Last week, I told you that I’d share some of the stories of my life with you. I thought I’d start with something lovey-dovey. My first kiss. Enjoy.
It was dangerous. Leah and I walked hand-in-hand on the shoulder of a dark road not 200 feet from where I’d gotten in my first traffic accident a year earlier. I felt invincible when she was with me. Her long, slender fingers intertwined with mine as the cars passing by gave us a wide birth. Leah’s arm dangled lower than mine and she bent her elbow to accommodate. She had yet to fully grow into her body, a fact I wouldn’t notice until years later in still photographs. We turned off the narrow pathway and onto a residential street. It would have been easy to drive Leah to her friend’s house for girl’s night. But I was in the business of spending as much time with her as I could.

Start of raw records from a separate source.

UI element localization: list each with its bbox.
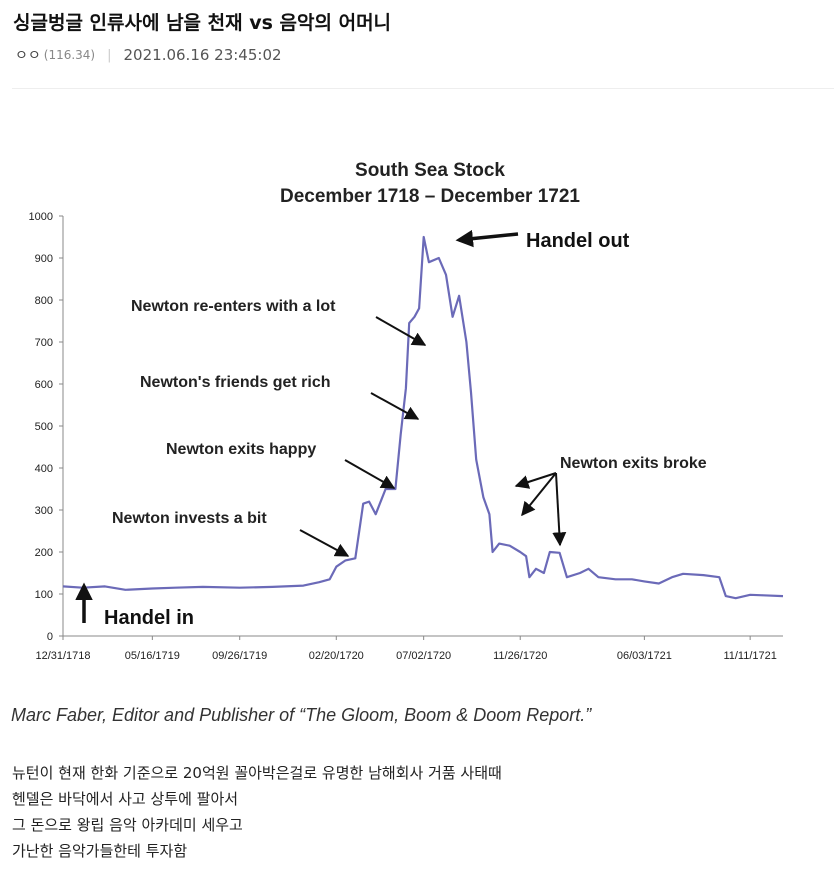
chart-caption: Marc Faber, Editor and Publisher of “The… — [11, 705, 592, 725]
annotation-label: Newton exits happy — [166, 441, 316, 458]
y-tick-label: 100 — [35, 589, 53, 601]
y-tick-label: 500 — [35, 421, 53, 433]
body-line: 뉴턴이 현재 한화 기준으로 20억원 꼴아박은걸로 유명한 남해회사 거품 사… — [12, 764, 502, 782]
annotation-arrow — [344, 459, 396, 489]
chart-axes: 0 100 200 300 400 500 600 700 800 900 1000 12/31/17… — [29, 211, 783, 662]
y-tick-label: 300 — [35, 505, 53, 517]
x-tick-label: 11/11/1721 — [723, 650, 776, 662]
y-tick-label: 600 — [35, 379, 53, 391]
chart-figure: South Sea Stock December 1718 – December… — [0, 140, 835, 680]
y-tick-label: 800 — [35, 295, 53, 307]
author-name[interactable]: ㅇㅇ — [15, 48, 41, 64]
body-line: 헨델은 바닥에서 사고 상투에 팔아서 — [12, 790, 239, 808]
annotation-label: Newton exits broke — [560, 455, 707, 472]
annotation-arrow — [521, 472, 557, 517]
body-line: 그 돈으로 왕립 음악 아카데미 세우고 — [12, 816, 243, 834]
annotation-arrow — [455, 229, 519, 248]
chart-annotations: Handel in Newton invests a bit Newton exit… — [75, 229, 707, 629]
annotation-label: Handel in — [104, 607, 194, 629]
y-tick-label: 900 — [35, 253, 53, 265]
x-tick-label: 11/26/1720 — [493, 650, 547, 662]
annotation-arrow — [375, 316, 427, 346]
post-title: 싱글벙글 인류사에 남을 천재 vs 음악의 어머니 — [13, 12, 392, 34]
price-line — [62, 235, 784, 600]
annotation-arrow — [299, 529, 350, 557]
y-tick-label: 400 — [35, 463, 53, 475]
chart-subtitle: December 1718 – December 1721 — [280, 186, 580, 207]
meta-separator: | — [107, 47, 112, 63]
annotation-label: Newton invests a bit — [112, 510, 267, 527]
post-body: 뉴턴이 현재 한화 기준으로 20억원 꼴아박은걸로 유명한 남해회사 거품 사… — [12, 760, 502, 864]
post-meta: ㅇㅇ (116.34) | 2021.06.16 23:45:02 — [15, 45, 282, 65]
annotation-arrow — [370, 392, 420, 420]
x-tick-label: 02/20/1720 — [309, 650, 364, 662]
x-tick-label: 06/03/1721 — [617, 650, 672, 662]
y-tick-label: 1000 — [29, 211, 53, 223]
x-tick-label: 07/02/1720 — [396, 650, 451, 662]
x-tick-label: 05/16/1719 — [125, 650, 180, 662]
post-date: 2021.06.16 23:45:02 — [123, 46, 282, 64]
y-tick-label: 0 — [47, 631, 53, 643]
annotation-label: Handel out — [526, 230, 630, 252]
author-ip: (116.34) — [43, 48, 96, 62]
header-divider — [12, 88, 834, 89]
y-tick-label: 200 — [35, 547, 53, 559]
annotation-arrow — [514, 472, 557, 489]
south-sea-stock-chart: South Sea Stock December 1718 – December… — [29, 160, 784, 662]
chart-title: South Sea Stock — [355, 160, 505, 181]
y-tick-label: 700 — [35, 337, 53, 349]
body-line: 가난한 음악가들한테 투자함 — [12, 842, 188, 860]
annotation-label: Newton re-enters with a lot — [131, 298, 336, 315]
x-tick-label: 12/31/1718 — [35, 650, 90, 662]
x-tick-label: 09/26/1719 — [212, 650, 267, 662]
chart-series — [62, 235, 784, 600]
annotation-arrow — [552, 472, 567, 547]
annotation-label: Newton's friends get rich — [140, 374, 331, 391]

As we walked under the street lamps her face became illuminated. It was thin like her frame and contained punctuation marks of freckles on her cheeks. Her lips were full and pink. She had no need or desire for makeup. The two of us walked up her friend’s driveway and I began to feel a familiar knot in my stomach. We’d been on four dates and we’d walked together in school almost every day for a month. I had yet to go beyond a peck on the cheek and a hug. The knot reminded me how afraid I was of rejection and how much pressure I’d put on myself to get into a fairy-tale relationship. Instead of enjoying these heartfelt goodbyes, my fight or flight response was working overtime.
“Have fun,” I said.
“Thanks. What are you going to do?”
“Think about how much fun you’re having.”

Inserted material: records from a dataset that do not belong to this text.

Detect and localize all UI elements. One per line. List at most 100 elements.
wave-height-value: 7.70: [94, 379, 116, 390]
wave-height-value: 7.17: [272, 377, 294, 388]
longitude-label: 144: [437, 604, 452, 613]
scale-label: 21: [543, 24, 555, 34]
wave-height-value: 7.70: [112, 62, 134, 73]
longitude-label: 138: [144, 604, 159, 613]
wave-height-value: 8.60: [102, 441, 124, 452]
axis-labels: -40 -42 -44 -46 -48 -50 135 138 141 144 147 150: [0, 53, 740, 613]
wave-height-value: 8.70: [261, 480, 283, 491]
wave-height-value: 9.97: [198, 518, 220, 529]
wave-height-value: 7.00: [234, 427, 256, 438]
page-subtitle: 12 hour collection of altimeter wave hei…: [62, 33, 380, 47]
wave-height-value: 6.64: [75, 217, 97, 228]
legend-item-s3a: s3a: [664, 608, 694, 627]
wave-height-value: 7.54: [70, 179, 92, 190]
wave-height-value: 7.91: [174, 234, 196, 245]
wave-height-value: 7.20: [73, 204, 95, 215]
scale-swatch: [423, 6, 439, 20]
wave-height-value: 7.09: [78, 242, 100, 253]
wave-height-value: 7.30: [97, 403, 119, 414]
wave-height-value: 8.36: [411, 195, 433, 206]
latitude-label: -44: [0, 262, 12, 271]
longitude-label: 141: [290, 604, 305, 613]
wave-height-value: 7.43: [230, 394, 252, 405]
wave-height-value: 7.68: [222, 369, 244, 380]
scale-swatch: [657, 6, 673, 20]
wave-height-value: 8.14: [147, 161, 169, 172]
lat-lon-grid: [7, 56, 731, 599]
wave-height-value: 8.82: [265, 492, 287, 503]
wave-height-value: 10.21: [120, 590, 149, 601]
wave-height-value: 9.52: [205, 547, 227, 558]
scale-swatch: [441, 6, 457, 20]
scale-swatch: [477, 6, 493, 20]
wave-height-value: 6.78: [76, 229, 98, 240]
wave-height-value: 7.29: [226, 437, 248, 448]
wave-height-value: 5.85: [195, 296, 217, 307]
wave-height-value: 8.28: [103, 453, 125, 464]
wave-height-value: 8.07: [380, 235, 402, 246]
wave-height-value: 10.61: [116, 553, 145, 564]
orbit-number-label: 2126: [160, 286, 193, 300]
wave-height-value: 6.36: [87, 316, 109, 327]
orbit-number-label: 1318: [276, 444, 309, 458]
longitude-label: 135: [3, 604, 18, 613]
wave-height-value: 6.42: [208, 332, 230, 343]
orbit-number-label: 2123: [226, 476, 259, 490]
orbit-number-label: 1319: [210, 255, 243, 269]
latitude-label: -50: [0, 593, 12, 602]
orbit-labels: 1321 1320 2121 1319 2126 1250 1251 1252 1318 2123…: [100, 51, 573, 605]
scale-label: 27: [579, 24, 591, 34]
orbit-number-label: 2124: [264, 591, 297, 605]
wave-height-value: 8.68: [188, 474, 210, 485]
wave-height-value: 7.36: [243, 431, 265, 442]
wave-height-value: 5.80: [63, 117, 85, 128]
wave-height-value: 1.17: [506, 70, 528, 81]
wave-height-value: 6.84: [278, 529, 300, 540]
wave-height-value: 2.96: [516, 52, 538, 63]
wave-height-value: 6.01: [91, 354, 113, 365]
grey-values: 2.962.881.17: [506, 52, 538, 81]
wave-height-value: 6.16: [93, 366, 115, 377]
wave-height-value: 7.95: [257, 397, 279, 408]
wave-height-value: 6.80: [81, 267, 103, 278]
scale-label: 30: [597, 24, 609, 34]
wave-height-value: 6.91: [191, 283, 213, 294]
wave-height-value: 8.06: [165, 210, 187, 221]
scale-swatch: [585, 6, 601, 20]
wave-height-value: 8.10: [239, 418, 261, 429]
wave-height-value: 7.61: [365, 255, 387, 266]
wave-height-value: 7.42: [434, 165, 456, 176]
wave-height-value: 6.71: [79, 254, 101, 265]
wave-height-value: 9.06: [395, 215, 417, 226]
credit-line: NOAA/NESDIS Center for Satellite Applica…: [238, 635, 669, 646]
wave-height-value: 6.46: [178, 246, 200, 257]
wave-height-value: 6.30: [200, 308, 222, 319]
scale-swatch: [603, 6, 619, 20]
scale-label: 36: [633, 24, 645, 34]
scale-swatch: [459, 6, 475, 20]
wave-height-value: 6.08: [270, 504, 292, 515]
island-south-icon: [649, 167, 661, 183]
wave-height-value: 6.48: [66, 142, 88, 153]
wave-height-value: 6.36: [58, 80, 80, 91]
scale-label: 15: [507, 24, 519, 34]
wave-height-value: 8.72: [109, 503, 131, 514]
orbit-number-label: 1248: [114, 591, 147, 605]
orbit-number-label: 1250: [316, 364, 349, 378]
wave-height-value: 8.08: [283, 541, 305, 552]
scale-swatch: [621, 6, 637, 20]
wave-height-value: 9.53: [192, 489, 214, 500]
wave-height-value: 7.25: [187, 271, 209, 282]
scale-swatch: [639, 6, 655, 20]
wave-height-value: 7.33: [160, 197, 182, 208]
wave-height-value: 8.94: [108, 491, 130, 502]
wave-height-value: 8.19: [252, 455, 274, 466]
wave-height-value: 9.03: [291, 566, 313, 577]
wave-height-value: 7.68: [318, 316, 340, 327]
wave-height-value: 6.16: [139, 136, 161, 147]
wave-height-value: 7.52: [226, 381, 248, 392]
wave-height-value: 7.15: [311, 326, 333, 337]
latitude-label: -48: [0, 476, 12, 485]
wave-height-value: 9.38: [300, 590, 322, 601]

Leah laughed. Her laughs were hearty and genuine. They made me feel like the funniest person alive. Every so often, I’d make her laugh hard enough that a vein would come out on her forehead. Pulling that off was like winning an award for me.
“I’ll call you tomorrow,” I said.
I leaned in toward Leah’s face. Everything inside me told me to turn and avoid her lips at all cost. Instead, I went for it, and she accepted me. I’d watched her lips move when she smiled or talked or laughed but it was different when I pressed them against mine. There was a lightness to it. A gentle, temporary touch. The kiss was brief, but it made my worries evaporate and transform into joy. We paused for a moment after we pulled back to soak it in. I didn’t know it then, but a first kiss can tell you volumes about a relationship. Ours foretold tentative and caring compatibility. I watched her walk inside and floated back home.